Will Marcus Smart take on the sixth man role?

Following the departure of Evan Turner in free-agency, the Boston Celtics are looking for a sixth man that can really pack a punch off the bench. The player that they need may be 22-year-old point guard, Marcus Smart.

The backcourt pairing widely projected in the starting line-up for the forthcoming season are Isaiah Thomas and Avery Bradley. Boston also boasts a wealth of options elsewhere in the reserve guard spots, with Terry Rozier, R.J. Hunter and rookie Demetrius Jackson also hoping to break into Brad Stevens’ rotation. Smart finds himself somewhere in-between.
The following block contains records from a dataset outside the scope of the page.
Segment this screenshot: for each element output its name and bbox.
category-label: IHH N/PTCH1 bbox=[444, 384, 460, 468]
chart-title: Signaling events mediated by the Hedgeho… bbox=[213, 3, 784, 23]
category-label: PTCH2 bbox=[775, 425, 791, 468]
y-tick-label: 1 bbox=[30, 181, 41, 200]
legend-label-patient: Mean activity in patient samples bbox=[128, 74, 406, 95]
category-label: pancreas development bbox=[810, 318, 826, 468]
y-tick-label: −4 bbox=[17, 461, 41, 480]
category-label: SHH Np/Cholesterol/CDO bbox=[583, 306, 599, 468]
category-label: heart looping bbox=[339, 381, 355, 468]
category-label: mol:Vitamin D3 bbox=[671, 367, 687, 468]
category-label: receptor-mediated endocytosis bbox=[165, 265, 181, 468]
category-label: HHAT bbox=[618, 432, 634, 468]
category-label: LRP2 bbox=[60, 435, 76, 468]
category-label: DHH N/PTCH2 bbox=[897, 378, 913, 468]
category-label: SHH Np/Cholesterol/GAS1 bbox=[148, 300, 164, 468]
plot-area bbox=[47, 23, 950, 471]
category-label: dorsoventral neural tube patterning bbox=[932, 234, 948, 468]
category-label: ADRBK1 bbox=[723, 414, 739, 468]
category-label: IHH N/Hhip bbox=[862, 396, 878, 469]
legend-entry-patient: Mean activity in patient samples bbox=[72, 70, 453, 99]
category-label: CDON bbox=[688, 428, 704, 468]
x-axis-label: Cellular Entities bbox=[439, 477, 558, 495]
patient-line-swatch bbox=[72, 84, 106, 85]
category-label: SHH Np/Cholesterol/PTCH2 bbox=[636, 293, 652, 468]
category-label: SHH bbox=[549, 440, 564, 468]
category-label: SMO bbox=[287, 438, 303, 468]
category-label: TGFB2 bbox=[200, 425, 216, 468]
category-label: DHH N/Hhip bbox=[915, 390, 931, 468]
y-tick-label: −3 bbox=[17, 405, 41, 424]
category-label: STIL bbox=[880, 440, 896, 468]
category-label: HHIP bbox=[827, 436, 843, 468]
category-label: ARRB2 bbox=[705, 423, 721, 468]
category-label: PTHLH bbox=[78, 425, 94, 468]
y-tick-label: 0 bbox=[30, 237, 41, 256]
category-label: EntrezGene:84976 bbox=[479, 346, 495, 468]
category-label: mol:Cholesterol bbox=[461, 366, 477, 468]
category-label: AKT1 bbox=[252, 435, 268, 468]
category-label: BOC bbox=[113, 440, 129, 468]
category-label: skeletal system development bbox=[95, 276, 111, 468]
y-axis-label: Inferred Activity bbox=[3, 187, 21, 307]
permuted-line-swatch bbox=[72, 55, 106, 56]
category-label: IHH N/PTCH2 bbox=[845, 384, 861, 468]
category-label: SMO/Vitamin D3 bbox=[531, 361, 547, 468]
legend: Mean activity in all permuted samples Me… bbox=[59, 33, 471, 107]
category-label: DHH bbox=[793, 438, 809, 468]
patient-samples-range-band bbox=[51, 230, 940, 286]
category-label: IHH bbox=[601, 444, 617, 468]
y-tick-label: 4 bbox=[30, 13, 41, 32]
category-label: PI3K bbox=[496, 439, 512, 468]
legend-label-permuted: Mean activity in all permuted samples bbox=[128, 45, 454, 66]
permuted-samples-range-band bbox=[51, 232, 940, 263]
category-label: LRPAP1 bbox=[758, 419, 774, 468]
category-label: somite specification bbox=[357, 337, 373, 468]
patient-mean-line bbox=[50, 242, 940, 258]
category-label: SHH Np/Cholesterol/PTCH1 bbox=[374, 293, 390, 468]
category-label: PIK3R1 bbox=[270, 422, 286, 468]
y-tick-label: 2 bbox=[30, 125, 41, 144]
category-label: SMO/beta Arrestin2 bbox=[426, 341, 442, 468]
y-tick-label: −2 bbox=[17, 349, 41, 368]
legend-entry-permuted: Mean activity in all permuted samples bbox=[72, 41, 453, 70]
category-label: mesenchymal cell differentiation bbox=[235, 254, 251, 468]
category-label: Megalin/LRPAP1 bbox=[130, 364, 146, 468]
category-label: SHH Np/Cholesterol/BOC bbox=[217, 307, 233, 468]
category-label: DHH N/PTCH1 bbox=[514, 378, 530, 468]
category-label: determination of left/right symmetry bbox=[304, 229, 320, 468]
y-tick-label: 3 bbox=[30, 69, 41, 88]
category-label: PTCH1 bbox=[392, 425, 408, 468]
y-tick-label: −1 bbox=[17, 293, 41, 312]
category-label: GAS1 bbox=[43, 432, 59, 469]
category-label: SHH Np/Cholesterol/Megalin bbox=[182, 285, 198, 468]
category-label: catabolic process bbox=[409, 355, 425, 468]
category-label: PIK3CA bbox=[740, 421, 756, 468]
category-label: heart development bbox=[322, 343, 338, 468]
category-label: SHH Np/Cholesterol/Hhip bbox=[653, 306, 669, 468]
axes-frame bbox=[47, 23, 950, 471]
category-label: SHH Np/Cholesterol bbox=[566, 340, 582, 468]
The Texas native averaged 9.1 points, 4.2 rebounds and 3 assists over 27.3 minutes per game last year. Those numbers were relatively close to that of last year’s sixth man Turner, who played only one more minute than the former Oklahoma State standout.

There can be no doubt that Turner made a huge difference for the Celtics when he entered games. In a second unit that lacked players that could create their own shot, Turner specialised in just that. When offenses would break down, his teammates could dump the ball into his hands, allowing him to go to work as the shot clock runs down.

Although Smart doesn’t possess the same style of free-flowing offensive game, he does have the ability to use his strength against certain defenders in one-on-one scenarios. It is also expected that the addition of the versatile center Al Horford will lessen the need for the aforementioned types of plays, as he will work as a linchpin for the offense when on the floor.

As one of the most ferocious, physically gifted young perimeter defenders in the league, Smart offers something different for the team’s second unit. He can also guard multiple positions, creating match up nightmares for the opposition when he comes onto the court.

Speaking during media day on Monday, Smart made it clear that he is willing to take on any role to help the team, as per Mike Petraglia of WEEI's Green Street:

“If that’s what this team needs me to do, then that’s the role I’ll take,” Smart said. “With the absence of Evan, he’s going to be missed here. The things he brought to the team, he created his own jump shot. He created for others. Everybody else understands the role that he left us with and we have to step up as a team, I have to step up as an individual, but this team has to step up. And there’s a lot of players.

“We’ve got guys coming off the bench like Terry Rozier, who’s been real good in the offseason. And as you guys saw in the summer league, he’s been playing his butt off. Everybody has to step up and everybody understands that.”

The third-year guard went on to explain the elements of his game that he needs to improve:

“My decision-making, coming off ball-screens, working to get into the lane and finishing. And as everybody knows, still working on my jump-shot and becoming a more consistent shooter,” Smart said. “As I get in the paint, different looks [coaches] have been thrown at me. Working with these coaches, they throw different looks. If a guy does this, make this read. This read is that read what this happens and things like that.”

As for how far he thinks this team can go, Smart believes that Boston can go toe-to-toe with anyone in the NBA:

“We’re right there. We have the right pieces,” Smart said. “Any team can be beaten on any given night. We’ve just got to come out, as long as we believe in ourselves and stick together, anything is possible for this team.”

If the role of sixth man is given to Smart, it could be a responsibility that he relishes as he attempts to help take Boston to the next level.